Седой цыган неуверенно глядел то на парней, то на красавиц – словно никак не мог сообразить, кто они все такие и откуда взялись.

– Коней что, украли? – пихая Богдана кулаком в бок, шепотом спросила Ирка.

Но седой все равно услышал и, будто даже с облегчением отвернувшись от цыганочек, поглядел на Ирку:

– Зачем украли, красавица? Не воровали – менялись! Старые наши лошади стали, дряхлые – разве может настоящий ром на таких ездить? Сменять надо! Романы профессия – те парувел и годи! [17]

– А пан граф знает, что вы с ним поменялись? – все так же посмеиваясь, старик-официант заглянул в зубы второму коню.

– Да что ж вы, пане шинкарь, такое говорите? – легко спрыгивая с коня, сказал седой и с дурашливой укоризной покачал головой. – Разве ж ромы благородного обхождения не понимают? Чи можно знатного, шляхетного пана графа среди ночи ради каких-то цыганских дел беспокоить? Никак не можно… Мы уж сами! Пусть не шесть, как в песне поется, зато кони какие! – седой цыган даже зажмурился от восторга. – Это вот Чавелла и Джавелла, настоящие цыганские кобылки! – он одобрительно похлопал лошадок по крупу. – А те два жеребчика – ай, молодые совсем, ай, быстрые-ладные! – те Рафаэлло и Донателло…

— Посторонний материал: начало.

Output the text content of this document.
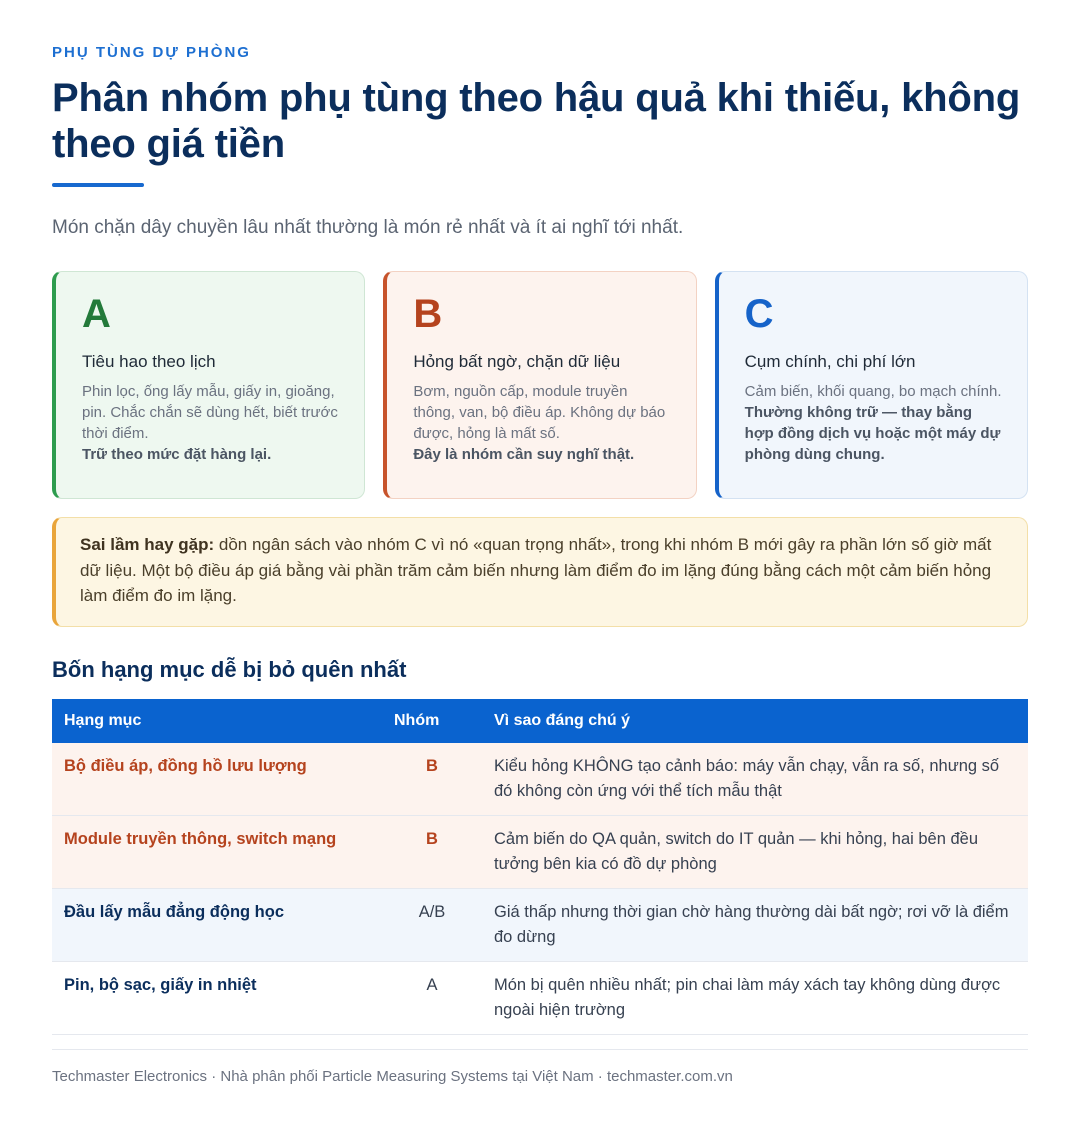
PHỤ TÙNG DỰ PHÒNG
Phân nhóm phụ tùng theo hậu quả khi thiếu, không theo giá tiền

Món chặn dây chuyền lâu nhất thường là món rẻ nhất và ít ai nghĩ tới nhất.

A
Tiêu hao theo lịch
Phin lọc, ống lấy mẫu, giấy in, gioăng, pin. Chắc chắn sẽ dùng hết, biết trước thời điểm.
Trữ theo mức đặt hàng lại.
B
Hỏng bất ngờ, chặn dữ liệu
Bơm, nguồn cấp, module truyền thông, van, bộ điều áp. Không dự báo được, hỏng là mất số.
Đây là nhóm cần suy nghĩ thật.
C
Cụm chính, chi phí lớn
Cảm biến, khối quang, bo mạch chính.
Thường không trữ — thay bằng hợp đồng dịch vụ hoặc một máy dự phòng dùng chung.
Sai lầm hay gặp: dồn ngân sách vào nhóm C vì nó «quan trọng nhất», trong khi nhóm B mới gây ra phần lớn số giờ mất dữ liệu. Một bộ điều áp giá bằng vài phần trăm cảm biến nhưng làm điểm đo im lặng đúng bằng cách một cảm biến hỏng làm điểm đo im lặng.
Bốn hạng mục dễ bị bỏ quên nhất
Hạng mục	Nhóm	Vì sao đáng chú ý
Bộ điều áp, đồng hồ lưu lượng	B	Kiểu hỏng KHÔNG tạo cảnh báo: máy vẫn chạy, vẫn ra số, nhưng số đó không còn ứng với thể tích mẫu thật
Module truyền thông, switch mạng	B	Cảm biến do QA quản, switch do IT quản — khi hỏng, hai bên đều tưởng bên kia có đồ dự phòng
Đầu lấy mẫu đẳng động học	A/B	Giá thấp nhưng thời gian chờ hàng thường dài bất ngờ; rơi vỡ là điểm đo dừng
Pin, bộ sạc, giấy in nhiệt	A	Món bị quên nhiều nhất; pin chai làm máy xách tay không dùng được ngoài hiện trường
Techmaster Electronics · Nhà phân phối Particle Measuring Systems tại Việt Nam · techmaster.com.vn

– А Леонардо где? – невольно вырвалось у Ирки.

– Гранчо, внук мой, ведет – конь хороший, подковы плохие, расковался Леонардо, – невольно ответил цыган и тут же недоуменно уставился на Ирку: – А ты откуда про Леонардо знаешь? Мы и сами не знали, не ведали, что графский любимый вороной сегодня на общей конюшне оставлен. Заходим – а он, красавец, в стойле стоит, отборным овсом хрупает!

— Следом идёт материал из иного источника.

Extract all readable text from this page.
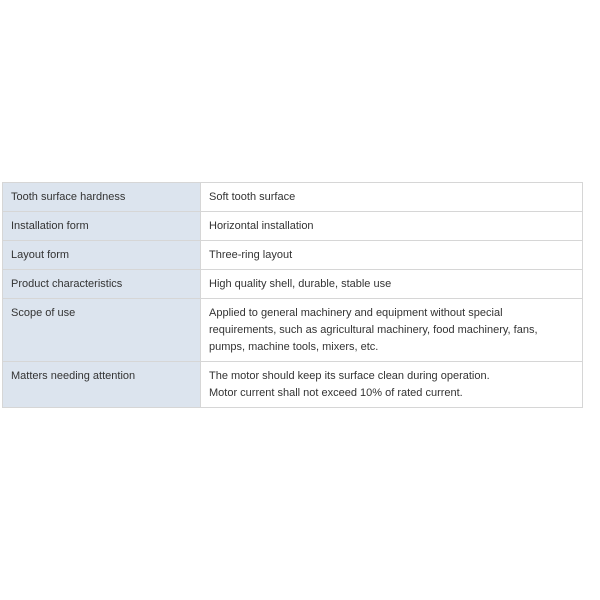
Tooth surface hardness	Soft tooth surface

Installation form	Horizontal installation

Layout form	Three-ring layout

Product characteristics	High quality shell, durable, stable use

Scope of use	Applied to general machinery and equipment without special
requirements, such as agricultural machinery, food machinery, fans,
pumps, machine tools, mixers, etc.

Matters needing attention	The motor should keep its surface clean during operation.
Motor current shall not exceed 10% of rated current.
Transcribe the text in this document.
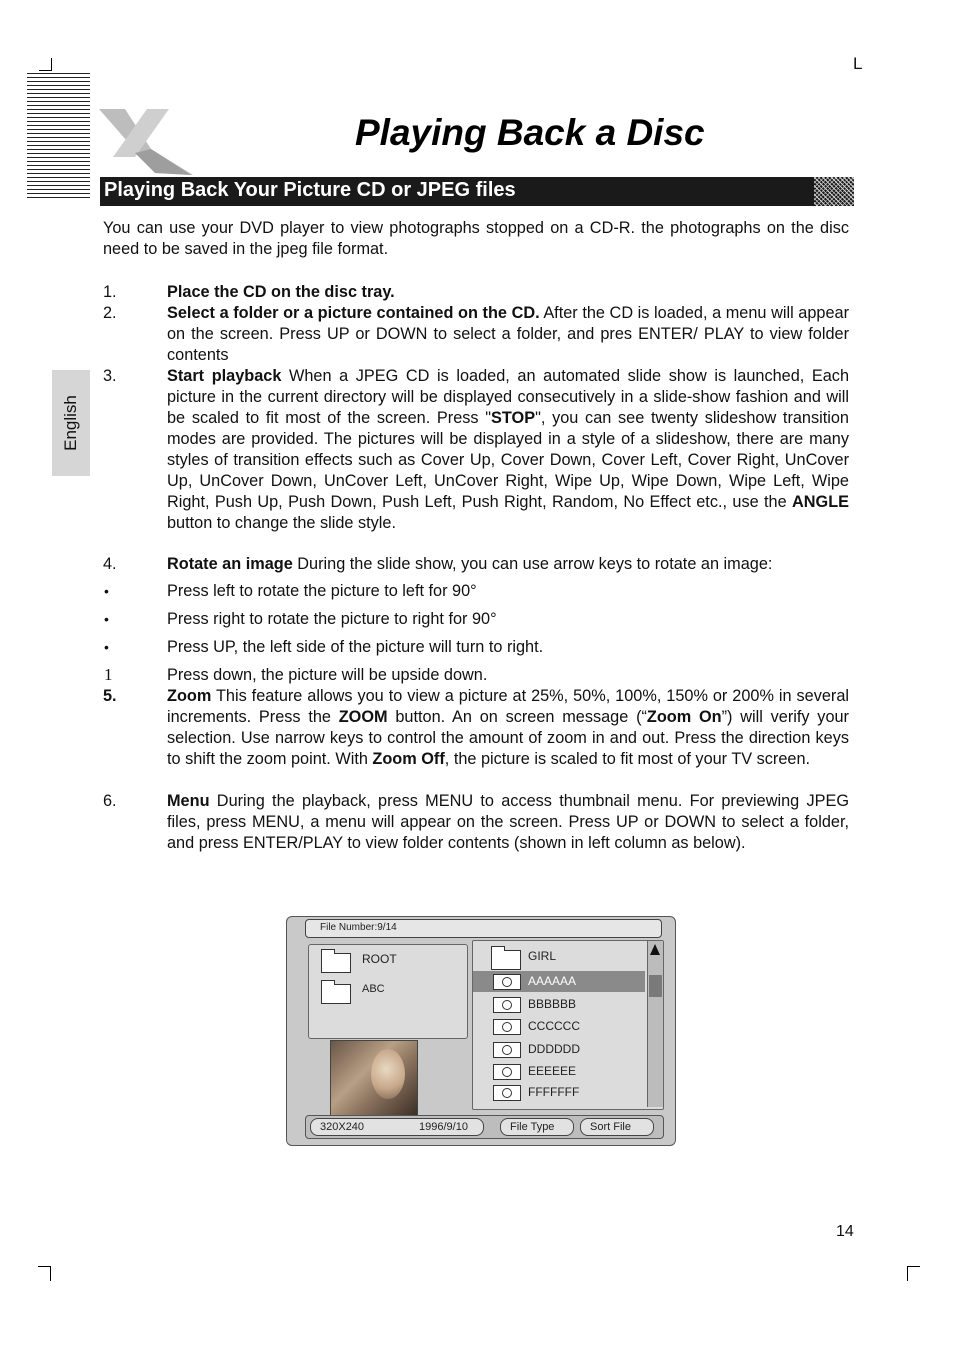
L
Playing Back a Disc
Playing Back Your Picture CD or JPEG files
English

You can use your DVD player to view photographs stopped on a CD-R. the photographs on the disc need to be saved in the jpeg file format.

1.	Place the CD on the disc tray.
2.	Select a folder or a picture contained on the CD. After the CD is loaded, a menu will appear on the screen. Press UP or DOWN to select a folder, and pres ENTER/ PLAY to view folder contents
3.	Start playback When a JPEG CD is loaded, an automated slide show is launched, Each picture in the current directory will be displayed consecutively in a slide-show fashion and will be scaled to fit most of the screen. Press "STOP", you can see twenty slideshow transition modes are provided. The pictures will be displayed in a style of a slideshow, there are many styles of transition effects such as Cover Up, Cover Down, Cover Left, Cover Right, UnCover Up, UnCover Down, UnCover Left, UnCover Right, Wipe Up, Wipe Down, Wipe Left, Wipe Right, Push Up, Push Down, Push Left, Push Right, Random, No Effect etc., use the ANGLE button to change the slide style.
4.	Rotate an image During the slide show, you can use arrow keys to rotate an image:
•	Press left to rotate the picture to left for 90°
•	Press right to rotate the picture to right for 90°
•	Press UP, the left side of the picture will turn to right.
1	Press down, the picture will be upside down.
5.	Zoom This feature allows you to view a picture at 25%, 50%, 100%, 150% or 200% in several increments. Press the ZOOM button. An on screen message (“Zoom On”) will verify your selection. Use narrow keys to control the amount of zoom in and out. Press the direction keys to shift the zoom point. With Zoom Off, the picture is scaled to fit most of your TV screen.
6.	Menu During the playback, press MENU to access thumbnail menu. For previewing JPEG files, press MENU, a menu will appear on the screen. Press UP or DOWN to select a folder, and press ENTER/PLAY to view folder contents (shown in left column as below).
File Number:9/14
ROOT
ABC
GIRL
AAAAAA
BBBBBB
CCCCCC
DDDDDD
EEEEEE
FFFFFFF
320X240	1996/9/10	File Type	Sort File
14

– Я просто так сказала! – запротестовала Ирка. – Раз Рафаэлло и Донателло – значит, и Леонардо должен быть.

– Почему должен? – удивился седой.

– Не слушай ее, баро! – встряла тетка Замбила. – Знает она все! Богдана знает, Таню знает, что в Аргентину уехала! Надю с Аней не встречала никогда, а как увидала, как глянула… – Замбила изобразила, как Ирка на них глянула, – жутковато получилось, – сразу все как есть про них обсказала! На три аршина вглубь видит, с духами разговаривает, а те ей отвечают – сама слышала, своими ушами! Тетку Замбилу не обманешь! – старая цыганка ткнула в Ирку пальцем и провозгласила: – Гадалка она, вот кто! Небось из турецких ромов-румелия, в штанах ходит.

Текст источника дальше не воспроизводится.